Recognition memory as a function of context

To assess participants’ memory, we calculated $d^{'}$ from signal detection theory (Green & Swets, 1966), which corrects for response bias. We corrected for perfect performance. In particular, in case of no false alarms, we added $0.5$ (i.e., a half trial), and in case of all hits, we subtracted $0.5$ (i.e., a half trial). A t-test for repeated measures showed a significantly higher recognition performance in the fitting context than in the unfitting context, $t (84) = 5.75$ , $p < 0.001$ , Cohen’s $d = 0.62$ (Fig. 1F).

Response bias (c)

Participants’ responses were more liberal in the fitting ( $M = - 0.08$ , $S D = 0.22$ ) than in the unfitting condition ( $M = 0.13$ , $S D = 0.29$ ), $t (84) = - 5.78$ , $p < 0.001$ , Cohen’s $d = - 0.63$ .

Our concluding analysis explored a potential mechanism underlying the observed effect, grounded in a probabilistic framework of context-dependent learning and stochastic reasoning. This framework posits that memory performance improves as a function of the probabilistic accumulation and integration of retrieval cues, with context acting as a latent variable that organizes and constrains memory processes (Heald, Wolpert & Lengyel, 2023). More precisely, in the fitting condition, where a significant, uniform segment of information spans two sentences, memory performance likely peaks. Thus, relatedness and memory performance should be less related as compared to the unfitting condition, where the relatedness of the two sentences is lower and potentially more heterogeneous. In the latter condition, there is more room for improvement in memory performance. Consequently, in this condition, we expect a significant positive relation, with increases in relatedness of the two sentences leading to noticeable improvements in memory performance. If this is true, we should observe a significant interaction between context (fitting vs. unfitting) and the degree of relatedness, with higher relatedness values, approximating higher memory performance in the unfitting condition but not necessarily in the fitting condition.

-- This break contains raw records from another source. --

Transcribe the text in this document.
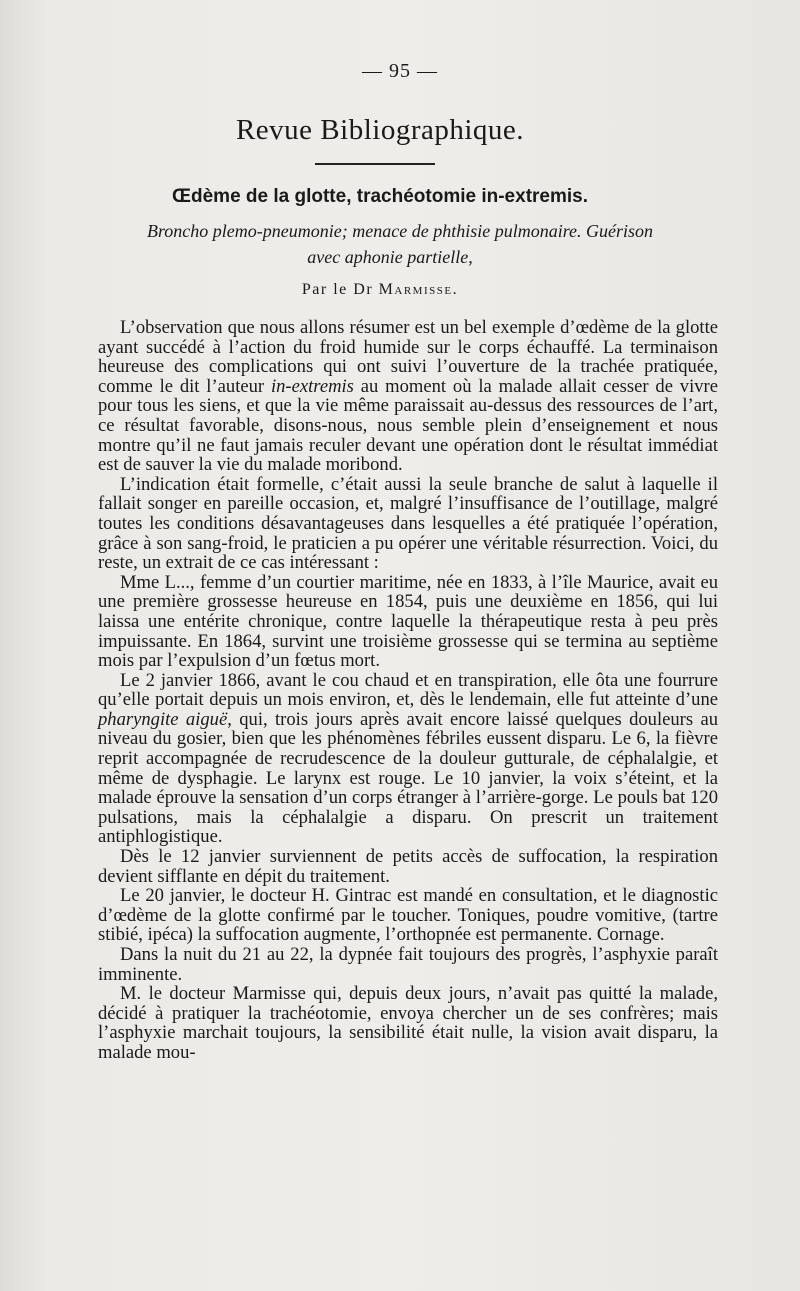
— 95 —
Revue Bibliographique.
Œdème de la glotte, trachéotomie in-extremis.
Broncho plemo-pneumonie; menace de phthisie pulmonaire. Guérison
avec aphonie partielle,
Par le Dr Marmisse.

L’observation que nous allons résumer est un bel exemple d’œdème de la glotte ayant succédé à l’action du froid humide sur le corps échauffé. La terminaison heureuse des complications qui ont suivi l’ouverture de la trachée pratiquée, comme le dit l’auteur in-extremis au moment où la malade allait cesser de vivre pour tous les siens, et que la vie même paraissait au-dessus des ressources de l’art, ce résultat favorable, disons-nous, nous semble plein d’enseignement et nous montre qu’il ne faut jamais reculer devant une opération dont le résultat immédiat est de sauver la vie du malade moribond.

L’indication était formelle, c’était aussi la seule branche de salut à laquelle il fallait songer en pareille occasion, et, malgré l’insuffisance de l’outillage, malgré toutes les conditions désavantageuses dans lesquelles a été pratiquée l’opération, grâce à son sang-froid, le praticien a pu opérer une véritable résurrection. Voici, du reste, un extrait de ce cas intéressant :

Mme L..., femme d’un courtier maritime, née en 1833, à l’île Maurice, avait eu une première grossesse heureuse en 1854, puis une deuxième en 1856, qui lui laissa une entérite chronique, contre laquelle la thérapeutique resta à peu près impuissante. En 1864, survint une troisième grossesse qui se termina au septième mois par l’expulsion d’un fœtus mort.

Le 2 janvier 1866, avant le cou chaud et en transpiration, elle ôta une fourrure qu’elle portait depuis un mois environ, et, dès le lendemain, elle fut atteinte d’une pharyngite aiguë, qui, trois jours après avait encore laissé quelques douleurs au niveau du gosier, bien que les phénomènes fébriles eussent disparu. Le 6, la fièvre reprit accompagnée de recrudescence de la douleur gutturale, de céphalalgie, et même de dysphagie. Le larynx est rouge. Le 10 janvier, la voix s’éteint, et la malade éprouve la sensation d’un corps étranger à l’arrière-gorge. Le pouls bat 120 pulsations, mais la céphalalgie a disparu. On prescrit un traitement antiphlogistique.

Dès le 12 janvier surviennent de petits accès de suffocation, la respiration devient sifflante en dépit du traitement.

Le 20 janvier, le docteur H. Gintrac est mandé en consultation, et le diagnostic d’œdème de la glotte confirmé par le toucher. Toniques, poudre vomitive, (tartre stibié, ipéca) la suffocation augmente, l’orthopnée est permanente. Cornage.

Dans la nuit du 21 au 22, la dypnée fait toujours des progrès, l’asphyxie paraît imminente.

M. le docteur Marmisse qui, depuis deux jours, n’avait pas quitté la malade, décidé à pratiquer la trachéotomie, envoya chercher un de ses confrères; mais l’asphyxie marchait toujours, la sensibilité était nulle, la vision avait disparu, la malade mou-
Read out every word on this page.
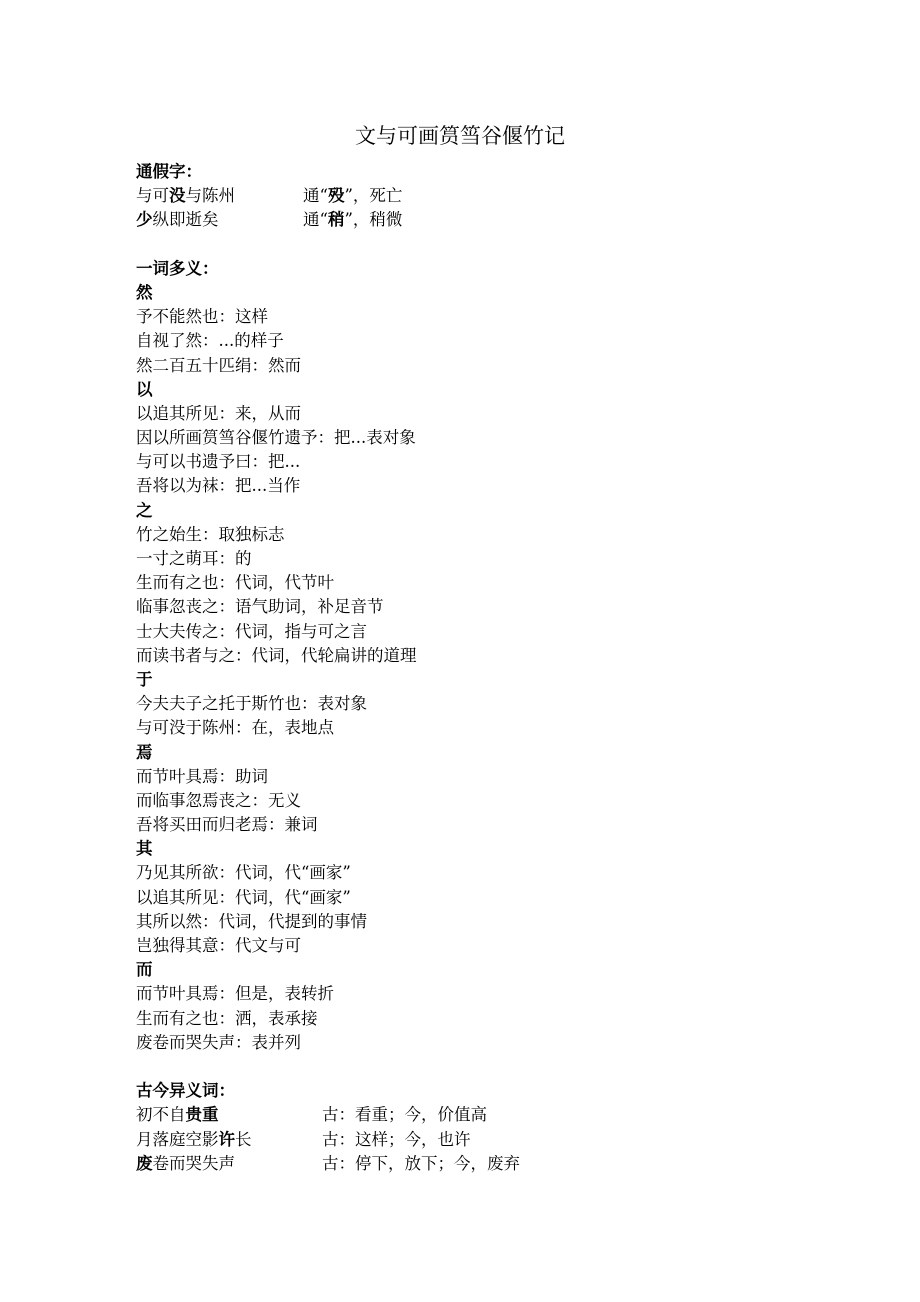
文与可画筼筜谷偃竹记
通假字：
与可没与陈州	通“殁”，死亡
少纵即逝矣	通“稍”，稍微
一词多义：
然
予不能然也：这样
自视了然：...的样子
然二百五十匹绢：然而
以
以追其所见：来，从而
因以所画筼筜谷偃竹遗予：把...表对象
与可以书遗予曰：把...
吾将以为袜：把...当作
之
竹之始生：取独标志
一寸之萌耳：的
生而有之也：代词，代节叶
临事忽丧之：语气助词，补足音节
士大夫传之：代词，指与可之言
而读书者与之：代词，代轮扁讲的道理
于
今夫夫子之托于斯竹也：表对象
与可没于陈州：在，表地点
焉
而节叶具焉：助词
而临事忽焉丧之：无义
吾将买田而归老焉：兼词
其
乃见其所欲：代词，代“画家”
以追其所见：代词，代“画家”
其所以然：代词，代提到的事情
岂独得其意：代文与可
而
而节叶具焉：但是，表转折
生而有之也：洒，表承接
废卷而哭失声：表并列
古今异义词：
初不自贵重	古：看重；今，价值高
月落庭空影许长	古：这样；今，也许
废卷而哭失声	古：停下，放下；今，废弃
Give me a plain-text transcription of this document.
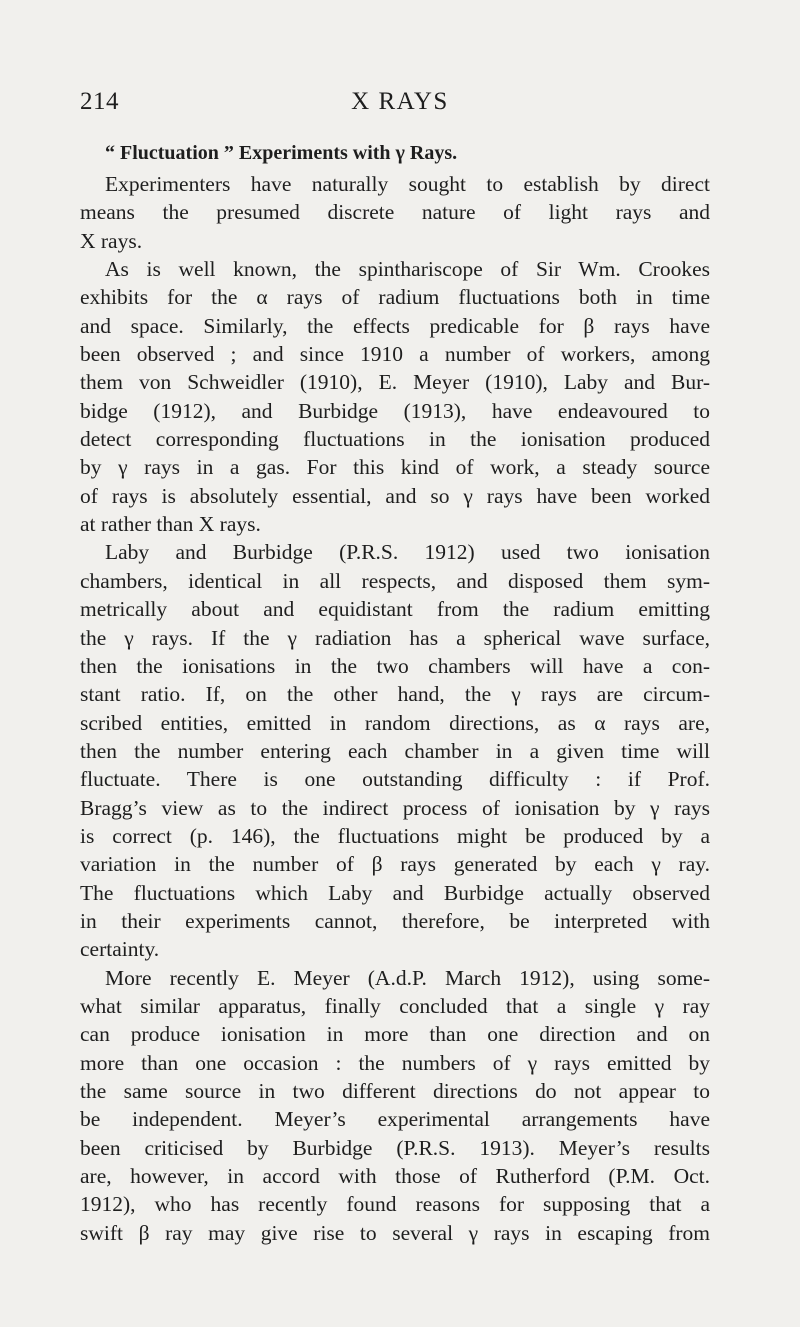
214	X RAYS
“ Fluctuation ” Experiments with γ Rays.
Experimenters have naturally sought to establish by direct
means the presumed discrete nature of light rays and
X rays.
As is well known, the spinthariscope of Sir Wm. Crookes
exhibits for the α rays of radium fluctuations both in time
and space. Similarly, the effects predicable for β rays have
been observed ; and since 1910 a number of workers, among
them von Schweidler (1910), E. Meyer (1910), Laby and Bur-
bidge (1912), and Burbidge (1913), have endeavoured to
detect corresponding fluctuations in the ionisation produced
by γ rays in a gas. For this kind of work, a steady source
of rays is absolutely essential, and so γ rays have been worked
at rather than X rays.
Laby and Burbidge (P.R.S. 1912) used two ionisation
chambers, identical in all respects, and disposed them sym-
metrically about and equidistant from the radium emitting
the γ rays. If the γ radiation has a spherical wave surface,
then the ionisations in the two chambers will have a con-
stant ratio. If, on the other hand, the γ rays are circum-
scribed entities, emitted in random directions, as α rays are,
then the number entering each chamber in a given time will
fluctuate. There is one outstanding difficulty : if Prof.
Bragg’s view as to the indirect process of ionisation by γ rays
is correct (p. 146), the fluctuations might be produced by a
variation in the number of β rays generated by each γ ray.
The fluctuations which Laby and Burbidge actually observed
in their experiments cannot, therefore, be interpreted with
certainty.
More recently E. Meyer (A.d.P. March 1912), using some-
what similar apparatus, finally concluded that a single γ ray
can produce ionisation in more than one direction and on
more than one occasion : the numbers of γ rays emitted by
the same source in two different directions do not appear to
be independent. Meyer’s experimental arrangements have
been criticised by Burbidge (P.R.S. 1913). Meyer’s results
are, however, in accord with those of Rutherford (P.M. Oct.
1912), who has recently found reasons for supposing that a
swift β ray may give rise to several γ rays in escaping from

To test this framework on the machine data, we fitted a linear mixed-effect model with memorability as the dependent variable, context (fitting, unfitting) as a categorical fixed effect, relatedness as a continuous fixed effect, and sentence id as a random intercept (Fig. 2A). Submitting this model to a type-2 ANOVA showed a significant interaction of context and relatedness, $χ^{2} (1) = 86.37$ , $p < 0.001$ . As predicted, in the unfitting condition, higher relatedness values estimate higher memory performance. This effect is weaker in the fitting condition. Further, the main effects of condition, $χ^{2} (1) = 259.51$ , $p < 0.001$ , and relatedness, $χ^{2} (1) = 31.23$ , $p < 0.001$ , were significant.

Figure 2: Memory performance as a function of condition (fitting, unfitting) and relatedness for the machine data (A, B) and the human data (C).
Solid lines represent the predictions from the fitted linear mixed-effects model.

Download full-size image

DOI: 10.7717/peerj-cs.3324/fig-2

For the analysis of the human data, we aggregated the proportion correct data³ and the relatedness data at the sentence and context level. We fitted a linear mixed-effect model with proportion correct as the dependent variable, context (fitting, unfitting) as a categorical fixed effect, relatedness as a continuous fixed effect, and sentence id as a random intercept (Fig. 2C). Submitting this model to a type-2 ANOVA showed a significant interaction of context and relatedness, $χ^{2} (1) = 9.39$ , $p = 0.002$ . As predicted, in the unfitting condition, higher relatedness values estimate higher memory performance, whereas we did not observe such an effect in the fitting condition. Further, the main effects of condition, $χ^{2} (1) = 1.13$ , $p = 0.289$ , and relatedness, $χ^{2} (1) = 1.39$ , $p = 0.239$ , were not significant.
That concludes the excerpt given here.